Briefing
The fundamental challenge in post-quantum cryptography is designing zero-knowledge proof systems that are both quantum-safe and practically efficient, specifically requiring proofs of knowledge for short vectors in lattice-based schemes without incurring massive overhead. The Lantern protocol solves this by introducing a novel, direct method for proving the small Euclidean norm of a vector, leveraging polynomial product proofs to embed the inner product as a hidden constant coefficient. This mechanism eliminates the need for complex, coefficient-by-coefficient range proofs, resulting in a system that produces proofs up to three times smaller than previous lattice-based arguments. The single most important implication is the immediate practical deployability of post-quantum privacy primitives, enabling a new generation of succinct, quantum-resistant decentralized applications.
Context
The academic community has long faced a critical trade-off in building quantum-safe cryptography ∞ while lattice-based assumptions (like Module-LWE and Module-SIS) offer resilience against quantum computers, their associated zero-knowledge proof systems have historically been inefficient. The core theoretical limitation centered on proving that a committed vector possesses a “short” Euclidean norm ∞ a non-linear statement crucial for security ∞ without revealing the vector itself. Prior approaches required cumbersome techniques, such as proving the smallness of every vector coefficient or converting to the Chinese Remainder Theorem (CRT) representation, which resulted in proof sizes that were too large for scalable blockchain or privacy-preserving applications.
Analysis
The Lantern protocol’s core mechanism is a paradigm shift in how lattice vector norms are proved. Instead of proving the smallness of individual coefficients, the protocol proves knowledge of the vector’s inner product with itself, which directly relates to its Euclidean norm. This is achieved by observing that the inner product of two vectors can be constructed to appear as the constant term of a polynomial product involving the vectors’ polynomial representations. The protocol then utilizes a polynomial product proof system, which allows the prover to commit to the polynomials and demonstrate the constant coefficient’s value while keeping the other coefficients (and thus the underlying vector) hidden.

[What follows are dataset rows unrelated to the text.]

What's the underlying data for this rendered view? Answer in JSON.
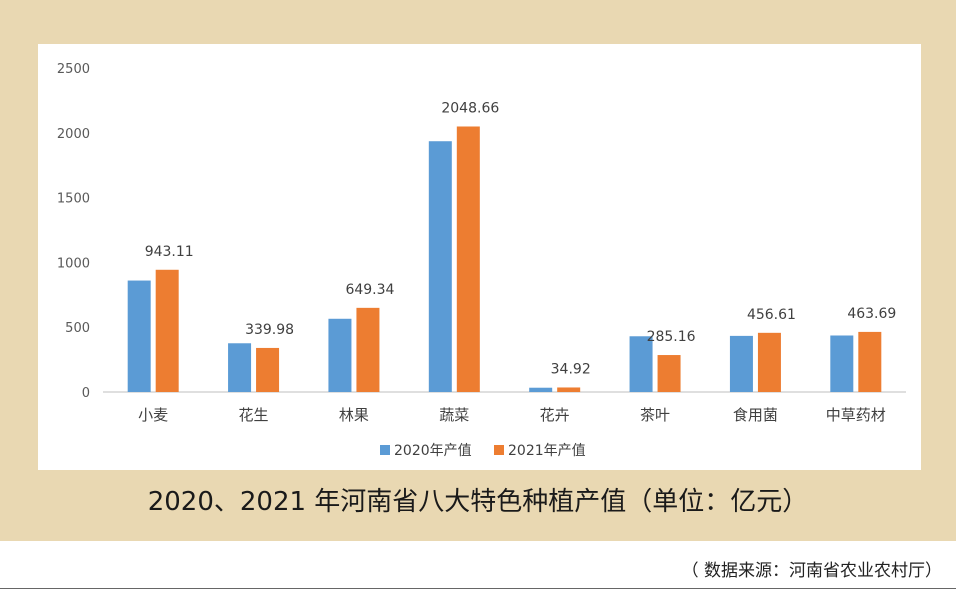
{
  "caption": "2020、2021 年河南省八大特色种植产值（单位：亿元）",
  "source": "（ 数据来源：河南省农业农村厅）",
  "colors": {
    "frame": "#e9d8b2",
    "series_2020": "#5b9bd5",
    "series_2021": "#ed7d31",
    "axis": "#bfbfbf"
  },
  "chart_data": {
    "type": "bar",
    "categories": [
      "小麦",
      "花生",
      "林果",
      "蔬菜",
      "花卉",
      "茶叶",
      "食用菌",
      "中草药材"
    ],
    "series": [
      {
        "name": "2020年产值",
        "values": [
          860,
          376,
          565,
          1935,
          33,
          430,
          433,
          436
        ],
        "labels": [
          "",
          "",
          "",
          "",
          "",
          "",
          "",
          ""
        ]
      },
      {
        "name": "2021年产值",
        "values": [
          943.11,
          339.98,
          649.34,
          2048.66,
          34.92,
          285.16,
          456.61,
          463.69
        ],
        "labels": [
          "943.11",
          "339.98",
          "649.34",
          "2048.66",
          "34.92",
          "285.16",
          "456.61",
          "463.69"
        ]
      }
    ],
    "ylim": [
      0,
      2500
    ],
    "yticks": [
      "0",
      "500",
      "1000",
      "1500",
      "2000",
      "2500"
    ],
    "grid": false,
    "legend_position": "bottom"
  }
}
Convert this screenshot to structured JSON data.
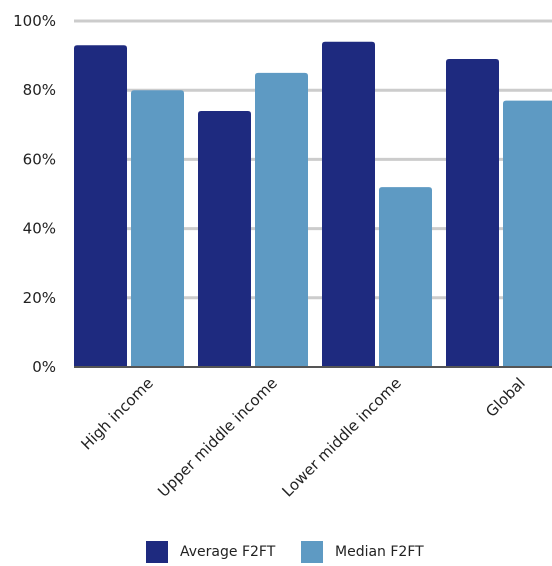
{
  "chart_data": {
    "type": "bar",
    "categories": [
      "High income",
      "Upper middle income",
      "Lower middle income",
      "Global"
    ],
    "series": [
      {
        "name": "Average F2FT",
        "values": [
          93,
          74,
          94,
          89
        ],
        "color": "#1e2a7f"
      },
      {
        "name": "Median F2FT",
        "values": [
          80,
          85,
          52,
          77
        ],
        "color": "#5e9ac3"
      }
    ],
    "yticks": [
      "0%",
      "20%",
      "40%",
      "60%",
      "80%",
      "100%"
    ],
    "ylim": [
      0,
      100
    ],
    "grid": true,
    "legend_position": "bottom",
    "gridline_color": "#cccccc",
    "axis_color": "#555555"
  }
}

This is coupled with an economical “approximate range proof” to ensure the vector’s norm is small over the integers, not just modulo q. This direct approach bypasses the complex, multi-step proofs of prior art, establishing a more succinct and computationally lighter cryptographic primitive.
Parameters
- Proof Size Reduction ∞ 2x to 3x smaller. A very brief, simple explanation of what it is.
- Basic Proof Size ∞ 13KB. The concrete size of a basic zero-knowledge proof generated by the Lantern protocol.
- Hardness Assumption ∞ Module-SIS and Module-LWE. The foundational lattice problems that secure the protocol against quantum attacks.
Outlook
This foundational research opens new avenues for deploying post-quantum security across decentralized systems. The Lantern framework is designed for black-box integration, meaning it can be immediately plugged into advanced cryptographic constructions such as verifiable encryption, ring signatures, and privacy-preserving identity systems. In the next three to five years, this efficiency gain will be critical for enabling truly private and quantum-resistant decentralized finance (DeFi) and verifiable computation at scale. Future research will focus on optimizing the polynomial commitment scheme further and exploring its application in lattice-based verifiable delay functions (VDFs) to secure decentralized randomness generation.